Mortalité triplée en 10 ans
Un bilan trois fois supérieur aux captures accidentelles répertoriées au cours des dix années précédentes et d'autant plus préoccupant que toutes les carcasses ne sont pas ramenées sur la côte.
En prenant en compte les courants et d'autres facteurs, "en 2017, nous avions estimé que 3.500 dauphisn communs étaient morts dans des filets", rappelle Hélène Peltier, également chercheuse au laboratoire Pelagis (CNRS/Université de La Rochelle). "Pour l'hiver 2018, on ne sait pas encore précisément, mais j'ai peur que ce soit plus ou moins le même ordre de grandeur".
Des pêcheurs agissent
Face à ce désastre, l'organisation professionnelle Les Pêcheurs de Bretagne, basée à Quimper, Pélagis et l'institut scientifique Ifremer à Brest se sont associés pour tenter de trouver des solutions.
Déjà, entre 2004 et 2009, ils avaient porté plusieurs projets de répulsifs acoustiques, des "pingers" avec des résultats encourageants. "Ces projets scientifiques ont abouti au développement par l'Ifremer d'un répulsif acoustique (...) qui semble être efficace pour réduire les captures accidentelles de dauphins. Pourtant, ce dispositif n'a pas été commercialisé suite à ce programme faute de partenaires industriels et ce pinger n'est pas disponible pour les pêcheurs", regrettent Les Pêcheurs de Bretagne.
Les pics d'échouages observés ces derniers hivers ont relancé les initiatives. Les Pêcheurs de Bretagne ont notamment testé un pinger déjà existant et qui montrait des résultats positifs "mais dont les effets restaient à valider" par des scientifiques. Ainsi, entre février et mai 2018, plusieurs navires (fileyeurs et chalutiers pélagiques) ont réalisé 200 passages avec et sans pinger. Le pinger ressemble à un boîtier cylindrique rouge. Il émet des ondes destinées à éloigner les cétacés des bateaux de pêche.

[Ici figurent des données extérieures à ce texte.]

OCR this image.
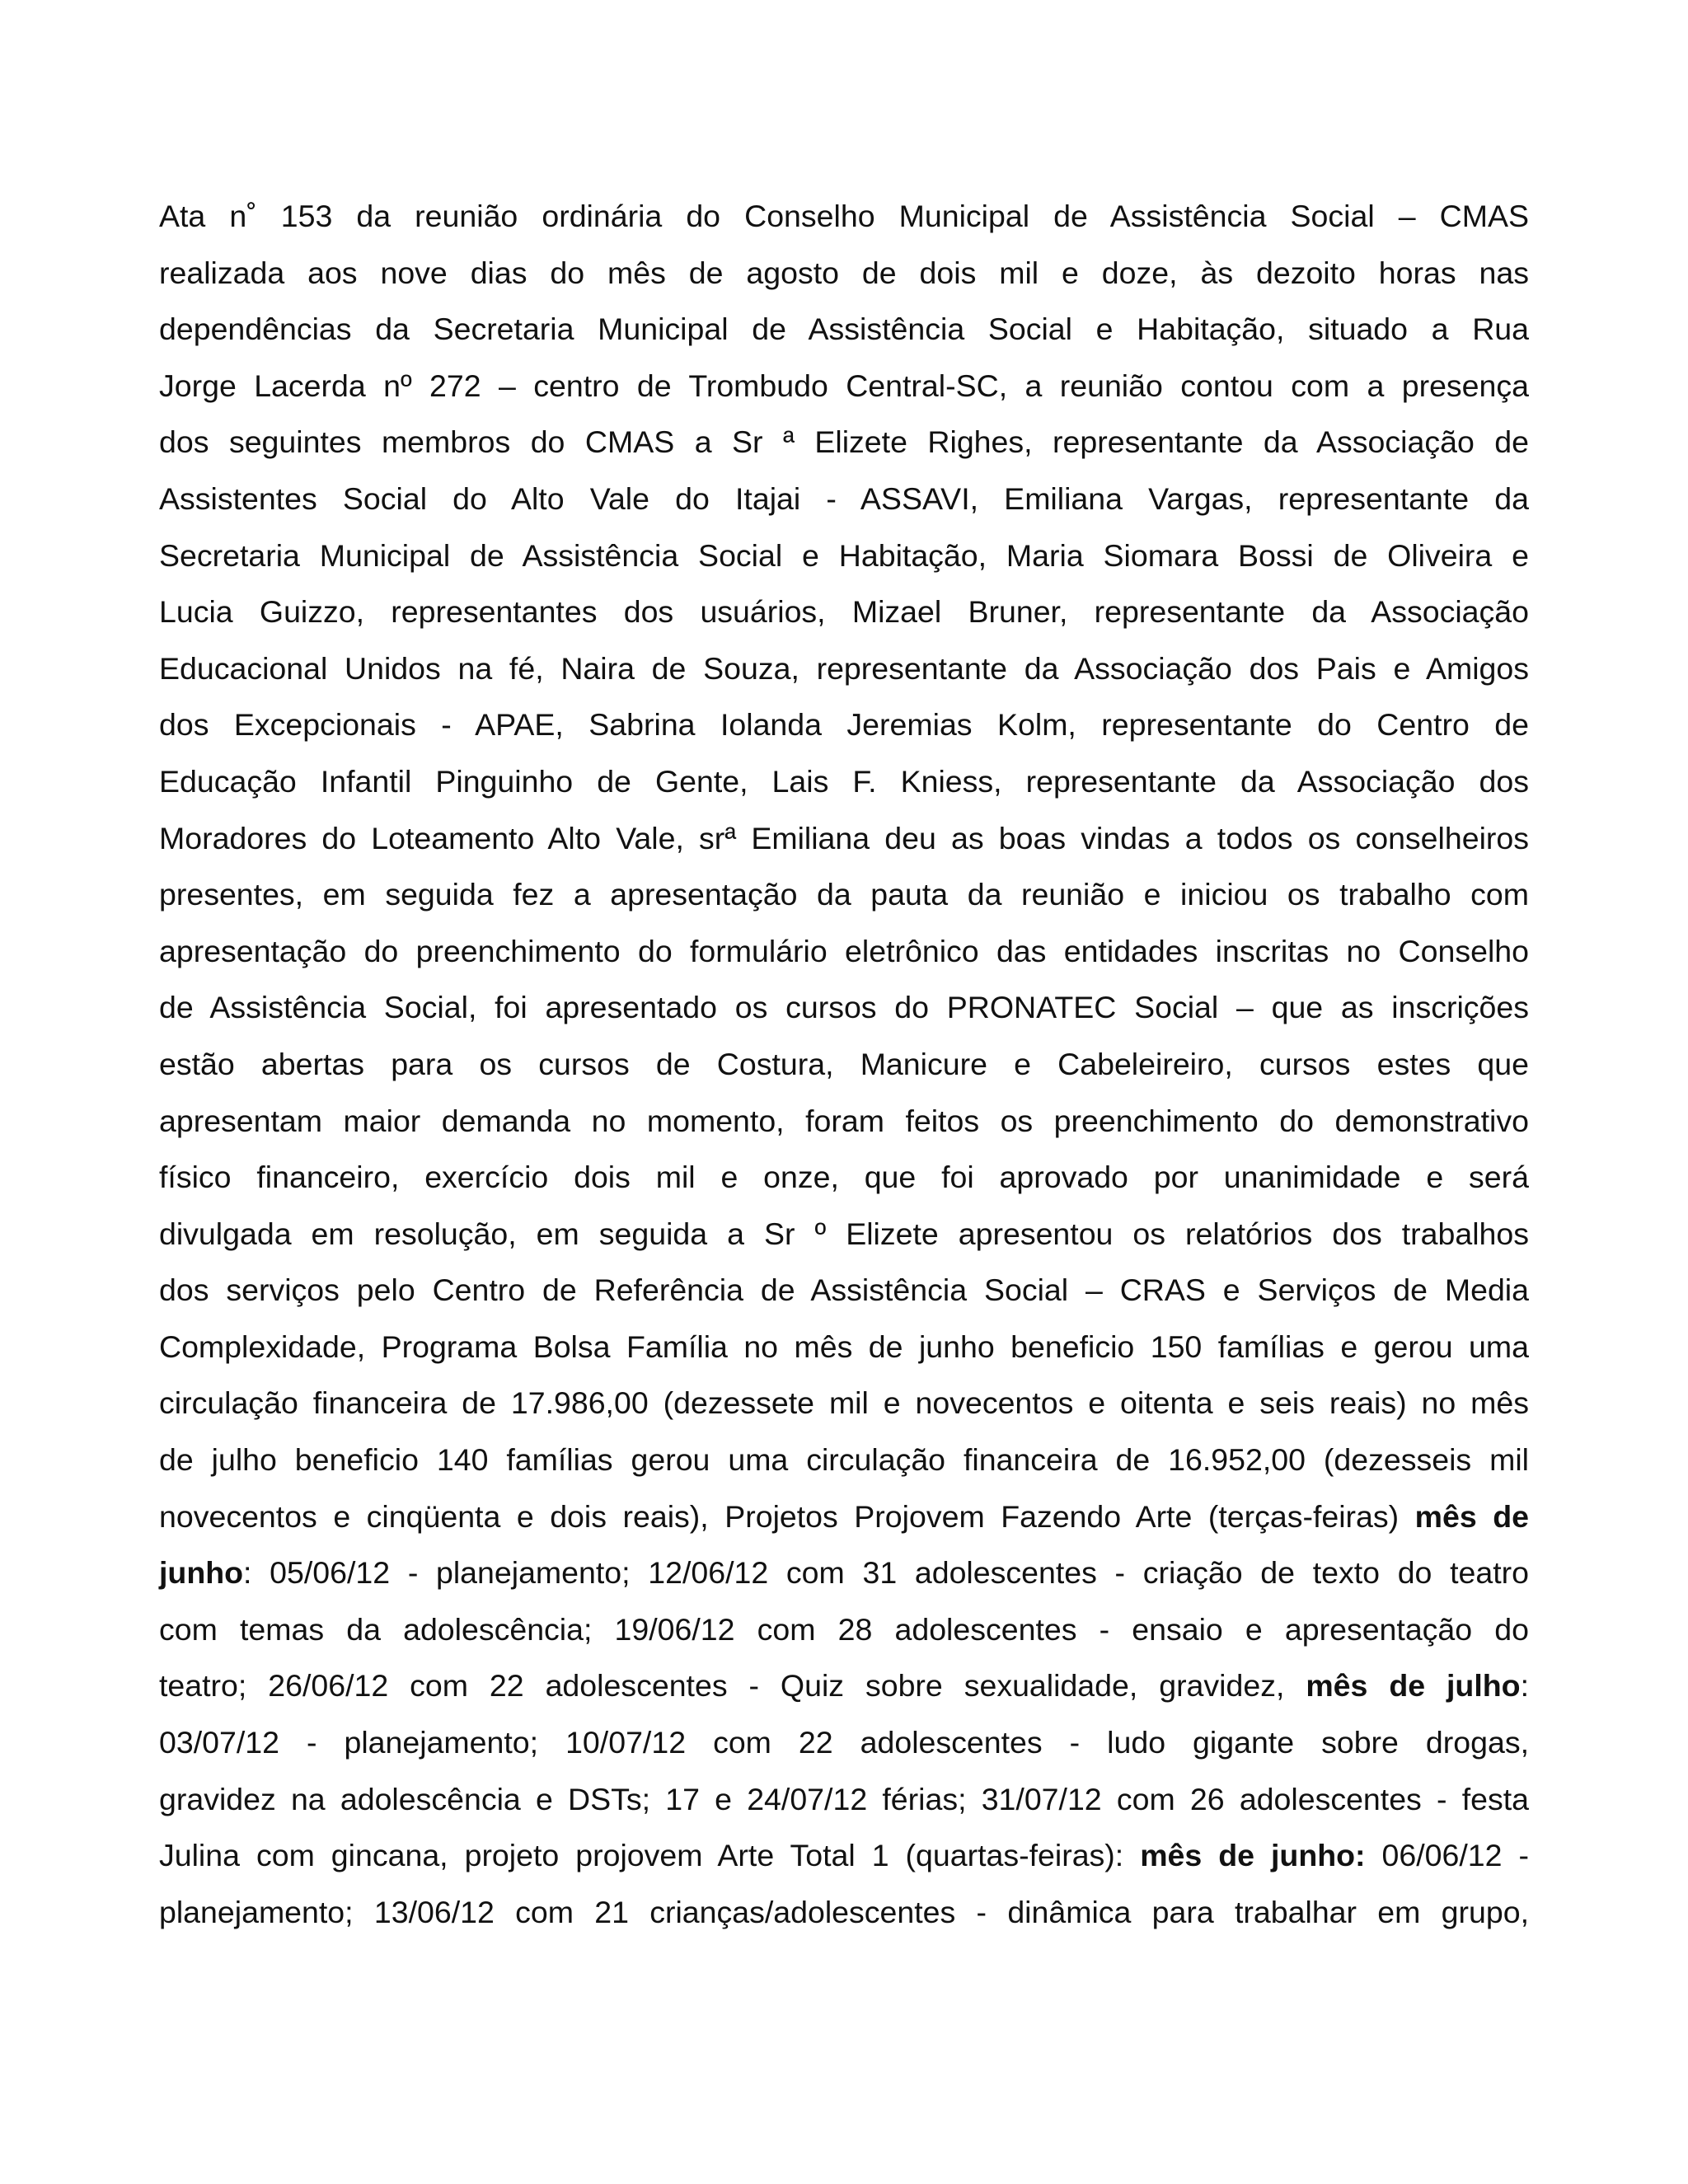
Ata n˚ 153 da reunião ordinária do Conselho Municipal de Assistência Social – CMAS
realizada aos nove dias do mês de agosto de dois mil e doze, às dezoito horas nas
dependências da Secretaria Municipal de Assistência Social e Habitação, situado a Rua
Jorge Lacerda nº 272 – centro de Trombudo Central-SC, a reunião contou com a presença
dos seguintes membros do CMAS a Sr ª Elizete Righes, representante da Associação de
Assistentes Social do Alto Vale do Itajai - ASSAVI, Emiliana Vargas, representante da
Secretaria Municipal de Assistência Social e Habitação, Maria Siomara Bossi de Oliveira e
Lucia Guizzo, representantes dos usuários, Mizael Bruner, representante da Associação
Educacional Unidos na fé, Naira de Souza, representante da Associação dos Pais e Amigos
dos Excepcionais - APAE, Sabrina Iolanda Jeremias Kolm, representante do Centro de
Educação Infantil Pinguinho de Gente, Lais F. Kniess, representante da Associação dos
Moradores do Loteamento Alto Vale, srª Emiliana deu as boas vindas a todos os conselheiros
presentes, em seguida fez a apresentação da pauta da reunião e iniciou os trabalho com
apresentação do preenchimento do formulário eletrônico das entidades inscritas no Conselho
de Assistência Social, foi apresentado os cursos do PRONATEC Social – que as inscrições
estão abertas para os cursos de Costura, Manicure e Cabeleireiro, cursos estes que
apresentam maior demanda no momento, foram feitos os preenchimento do demonstrativo
físico financeiro, exercício dois mil e onze, que foi aprovado por unanimidade e será
divulgada em resolução, em seguida a Sr º Elizete apresentou os relatórios dos trabalhos
dos serviços pelo Centro de Referência de Assistência Social – CRAS e Serviços de Media
Complexidade, Programa Bolsa Família no mês de junho beneficio 150 famílias e gerou uma
circulação financeira de 17.986,00 (dezessete mil e novecentos e oitenta e seis reais) no mês
de julho beneficio 140 famílias gerou uma circulação financeira de 16.952,00 (dezesseis mil
novecentos e cinqüenta e dois reais), Projetos Projovem Fazendo Arte (terças-feiras) mês de
junho: 05/06/12 - planejamento; 12/06/12 com 31 adolescentes - criação de texto do teatro
com temas da adolescência; 19/06/12 com 28 adolescentes - ensaio e apresentação do
teatro; 26/06/12 com 22 adolescentes - Quiz sobre sexualidade, gravidez, mês de julho:
03/07/12 - planejamento; 10/07/12 com 22 adolescentes - ludo gigante sobre drogas,
gravidez na adolescência e DSTs; 17 e 24/07/12 férias; 31/07/12 com 26 adolescentes - festa
Julina com gincana, projeto projovem Arte Total 1 (quartas-feiras): mês de junho: 06/06/12 -
planejamento; 13/06/12 com 21 crianças/adolescentes - dinâmica para trabalhar em grupo,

200 tests validés scientifiquement
"Les navires étaient accompagnés d'un observateur scientifique qui [tournait] sur les différents navires", explique encore l'association quimpéroise.
Dans le même temps, les pêcheurs ont effectué "des opérations de marquage afin d'améliorer la connaissance scientifique".
"On a mis trois pingers, on n'a pas pris un seul dauphin"
"On a mis trois pingers, on n'a pas pris un seul dauphin", raconte à l'AFP Eric Morice, patron de l'un de ces navires, le "Zéphyr". "En les disposant de façon à bloquer la gueule du chalut, ça a marché. Et on n'a pas eu moins de merlus", assure-t-il.
Données à consolider
Les données sont en cours d'analyse mais "on observerait une réduction significative des prises de cétacés", confirme de son côté Thomas Rimaud, chargé de mission de l'organisation professionnelle.
Un système d'émission des ondes plus doux pour les dauphins
Reste à savoir si les ondes émises sont inoffensives pour les dauphins qui disposent de leur propre système d'émission-réception. Un risque que n'écartent pas les pêcheurs. Aussi, les trois partenaires (Les Pêcheurs de Bretagne, l'Ifremer et Pélagis) travaillent au développement d'"un nouveau dispositif acoustique plus adapté et plus performant mais aussi plus respectueux des mammifères marins."